Behind Dr. Clarke a screen flashed to life, reminding me vaguely of one of those Smart Boards from school. Of course, there were a few minor differences between the technologies here at the ISA and what my old high school was using. First, Dr. Griffin queued up the image of an actual-authentic-not-animated alien—Adam. The second was that she only needed her fingertips, which she flipped and waved through thin air, to navigate the representation. Third, and also the most impressive, there was nothing two-dimensional about what we were looking at. The image wasn’t only up there, on the screen, like the boards at school. We were staring at some sort of hologram.

So cool.

“How much do you actually know?” Dr. Clarke began. “About how we first came in contact with them—the M’alue?”

“You mean the First Contact meetings?” I asked, referring to the first secret government meeting with the aliens, the one President Eisenhower allegedly attended back in the ’50s.

I shot a quick glance at Jett, who hated this particular part of our history. He was rubbing the place on his arm—a place that had healed decades ago—where he’d been tortured by our own government to find out whether he was a Returned or not.

My stomach tensed for a different reason. I couldn’t stop thinking about the things Tyler had told me, about how that map he’d drawn had led them here, straight to this underground facility. The whole thing bugged me, considering the messages I’d heard: The Returned Must Die.

All with what I had to assume were only nine days remaining.

It wasn’t—it couldn’t be—a coincidence we’d found Adam here. Had we—the Returned and the Replaced—somehow been corralled here? Had we made the most enormous-gigantic-monstrous mistake of our lives by following Tyler’s map?

I tried to stay focused on what Dr. Clarke was talking about.

She looked pleased not to have to launch into a detailed explanation of the First Contact Meetings. “So you’re up to speed already? Good. It makes things easier. I’m sure you realize then, that, for a time the agreement between us and them was peaceful.”

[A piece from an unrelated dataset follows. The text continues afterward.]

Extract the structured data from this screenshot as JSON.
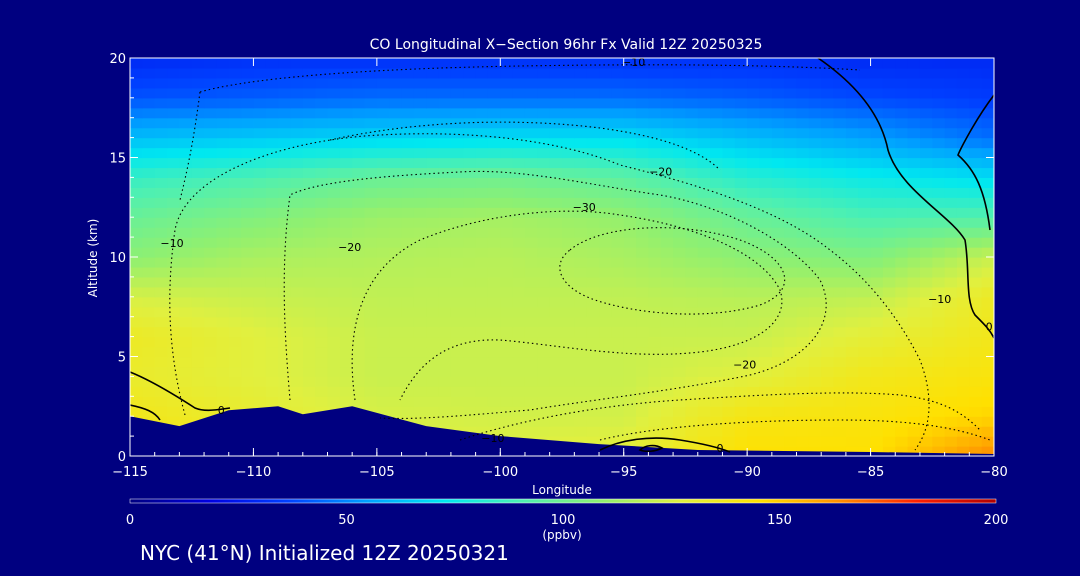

“Peaceful?” I interrupted, sounding more than a little skeptical considering where we were standing right now. “Do you mean the part where they were kidnapping kids and experimenting on them, while the government turned a blind eye?” I crossed my arms. “We may have different definitions of peaceful.”

“Agent Truman has informed me of . . . of what you all are. So I can see why you might not understand the situation.” She glanced around at us. Other than my dad, everyone in our group had been taken and returned. “The matter was complex, Kyra. There was more to it than a simple pact. What you might not realize is that it wasn’t exactly a negotiation.”

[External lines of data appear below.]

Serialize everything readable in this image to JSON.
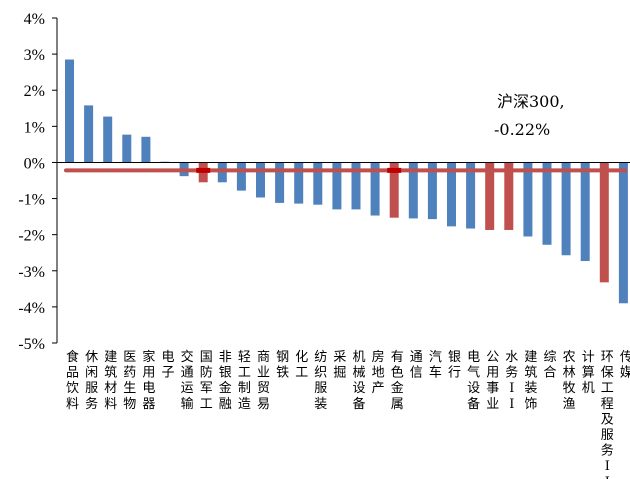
{
  "chart_data": {
    "type": "bar",
    "categories": [
      "食品饮料",
      "休闲服务",
      "建筑材料",
      "医药生物",
      "家用电器",
      "电子",
      "交通运输",
      "国防军工",
      "非银金融",
      "轻工制造",
      "商业贸易",
      "钢铁",
      "化工",
      "纺织服装",
      "采掘",
      "机械设备",
      "房地产",
      "有色金属",
      "通信",
      "汽车",
      "银行",
      "电气设备",
      "公用事业",
      "水务II",
      "建筑装饰",
      "综合",
      "农林牧渔",
      "计算机",
      "环保工程及服务II",
      "传媒"
    ],
    "values": [
      2.85,
      1.58,
      1.27,
      0.77,
      0.71,
      0.02,
      -0.38,
      -0.55,
      -0.55,
      -0.78,
      -0.97,
      -1.12,
      -1.14,
      -1.17,
      -1.3,
      -1.3,
      -1.47,
      -1.53,
      -1.55,
      -1.57,
      -1.77,
      -1.83,
      -1.87,
      -1.87,
      -2.05,
      -2.28,
      -2.57,
      -2.73,
      -3.32,
      -3.9
    ],
    "highlight": [
      "国防军工",
      "有色金属",
      "公用事业",
      "水务II",
      "环保工程及服务II"
    ],
    "colors": {
      "default": "#4f81bd",
      "highlight": "#c0504d",
      "reference": "#c0504d",
      "reference_marker": "#c00000"
    },
    "reference_line": {
      "value": -0.22,
      "label_line1": "沪深300,",
      "label_line2": "-0.22%"
    },
    "ylim": [
      -5,
      4
    ],
    "yticks": [
      4,
      3,
      2,
      1,
      0,
      -1,
      -2,
      -3,
      -4,
      -5
    ],
    "ytick_labels": [
      "4%",
      "3%",
      "2%",
      "1%",
      "0%",
      "-1%",
      "-2%",
      "-3%",
      "-4%",
      "-5%"
    ],
    "title": "",
    "xlabel": "",
    "ylabel": ""
  }
}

Griffin shot her a black look. “Are you saying they would have taken us whether there was an agreement in place or not? I have a hard time believing the president would have just accepted that.”

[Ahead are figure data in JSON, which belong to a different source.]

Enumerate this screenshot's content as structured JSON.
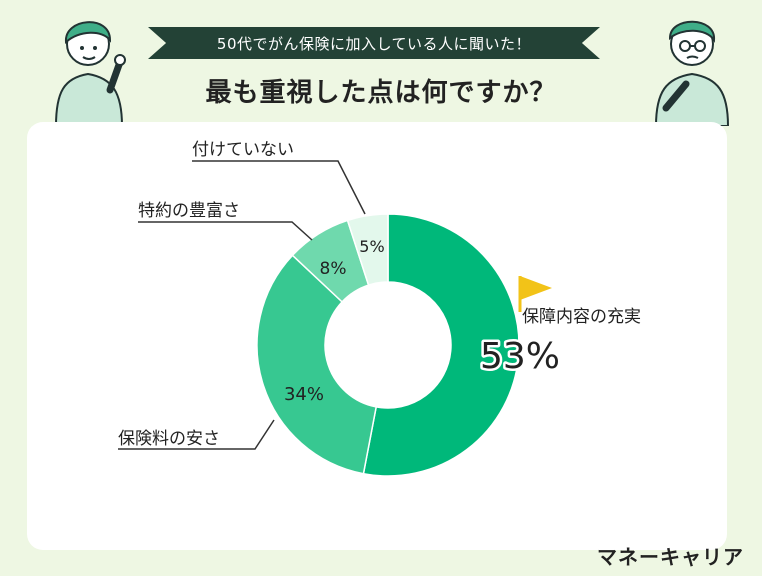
{
  "header": {
    "banner": "50代でがん保険に加入している人に聞いた！",
    "question": "最も重視した点は何ですか？"
  },
  "brand": "マネーキャリア",
  "colors": {
    "background": "#eef7e3",
    "banner": "#234236",
    "flag": "#f2c318"
  },
  "chart_data": {
    "type": "pie",
    "donut": true,
    "unit": "%",
    "slices": [
      {
        "label": "保障内容の充実",
        "value": 53,
        "value_label": "53%",
        "color": "#00b87a"
      },
      {
        "label": "保険料の安さ",
        "value": 34,
        "value_label": "34%",
        "color": "#37c891"
      },
      {
        "label": "特約の豊富さ",
        "value": 8,
        "value_label": "8%",
        "color": "#6fd9ad"
      },
      {
        "label": "付けていない",
        "value": 5,
        "value_label": "5%",
        "color": "#e3f8ec"
      }
    ]
  }
}
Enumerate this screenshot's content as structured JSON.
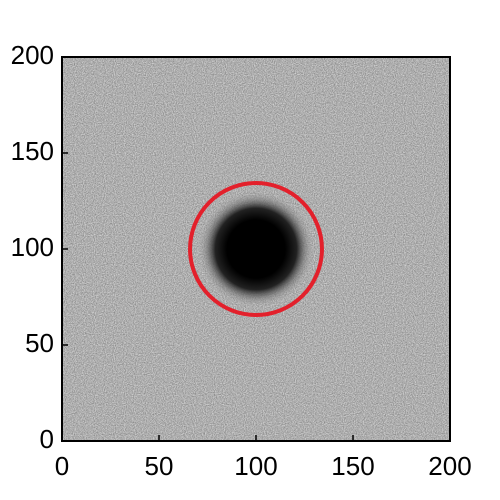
{
  "chart_data": {
    "type": "image",
    "xlim": [
      0,
      200
    ],
    "ylim": [
      0,
      200
    ],
    "xticks": [
      0,
      50,
      100,
      150,
      200
    ],
    "yticks": [
      0,
      50,
      100,
      150,
      200
    ],
    "source": {
      "x": 100,
      "y": 100,
      "radius": 15
    },
    "circle": {
      "x": 100,
      "y": 100,
      "radius": 34,
      "color": "#e3202b"
    }
  }
}
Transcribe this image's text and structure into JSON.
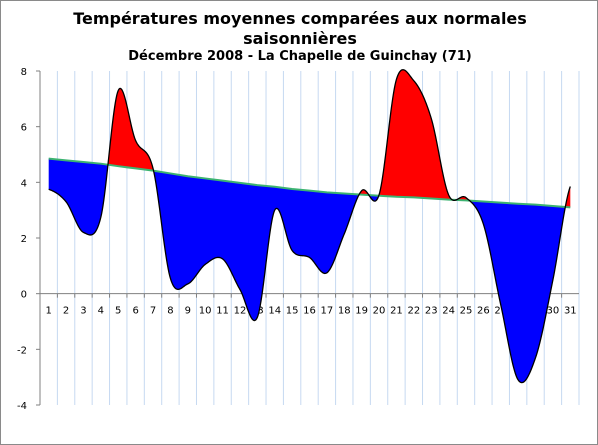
{
  "chart_data": {
    "type": "area",
    "title": "Températures moyennes comparées aux normales saisonnières",
    "subtitle": "Décembre 2008 - La Chapelle de Guinchay (71)",
    "xlabel": "",
    "ylabel": "",
    "ylim": [
      -4,
      8
    ],
    "yticks": [
      -4,
      -2,
      0,
      2,
      4,
      6,
      8
    ],
    "grid": true,
    "categories": [
      "1",
      "2",
      "3",
      "4",
      "5",
      "6",
      "7",
      "8",
      "9",
      "10",
      "11",
      "12",
      "13",
      "14",
      "15",
      "16",
      "17",
      "18",
      "19",
      "20",
      "21",
      "22",
      "23",
      "24",
      "25",
      "26",
      "27",
      "28",
      "29",
      "30",
      "31"
    ],
    "series": [
      {
        "values": [
          3.75,
          3.3,
          2.2,
          2.75,
          7.3,
          5.5,
          4.5,
          0.55,
          0.35,
          1.05,
          1.25,
          0.15,
          -0.85,
          3.0,
          1.55,
          1.3,
          0.75,
          2.15,
          3.7,
          3.55,
          7.7,
          7.65,
          6.3,
          3.55,
          3.45,
          2.5,
          -0.4,
          -3.1,
          -2.3,
          0.5,
          3.85
        ]
      },
      {
        "values": [
          4.85,
          4.79,
          4.73,
          4.67,
          4.58,
          4.5,
          4.42,
          4.32,
          4.22,
          4.14,
          4.06,
          3.98,
          3.9,
          3.84,
          3.76,
          3.7,
          3.64,
          3.6,
          3.56,
          3.52,
          3.48,
          3.46,
          3.42,
          3.38,
          3.35,
          3.31,
          3.27,
          3.23,
          3.2,
          3.15,
          3.1
        ]
      }
    ],
    "colors": {
      "above_normal": "#ff0000",
      "below_normal": "#0000ff",
      "normal_line": "#3cb371",
      "temperature_line": "#000000",
      "grid": "#c6d9f1",
      "axis": "#808080"
    }
  }
}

“And what would he have done about it? What would anyone have done about it?” she asked. “Do you know how incredible it is that they found us at all? Of all the planets, in all the solar systems, in all the galaxies, and they just happened to track us down? It’s the universal version of a needle in a haystack. If their goal had been to destroy us, then they could and would have. But clearly they had other plans for us. The M’alue are explorers. Scientists in their own right.” She made it sound like they impressed her. That she revered rather than feared them. Shrugging, she added, “Cooperating was our best option.”

“So what was the point?” I asked. “If you know so much about them? What was their reason for coming here in the first place? Why were they doing this to us?”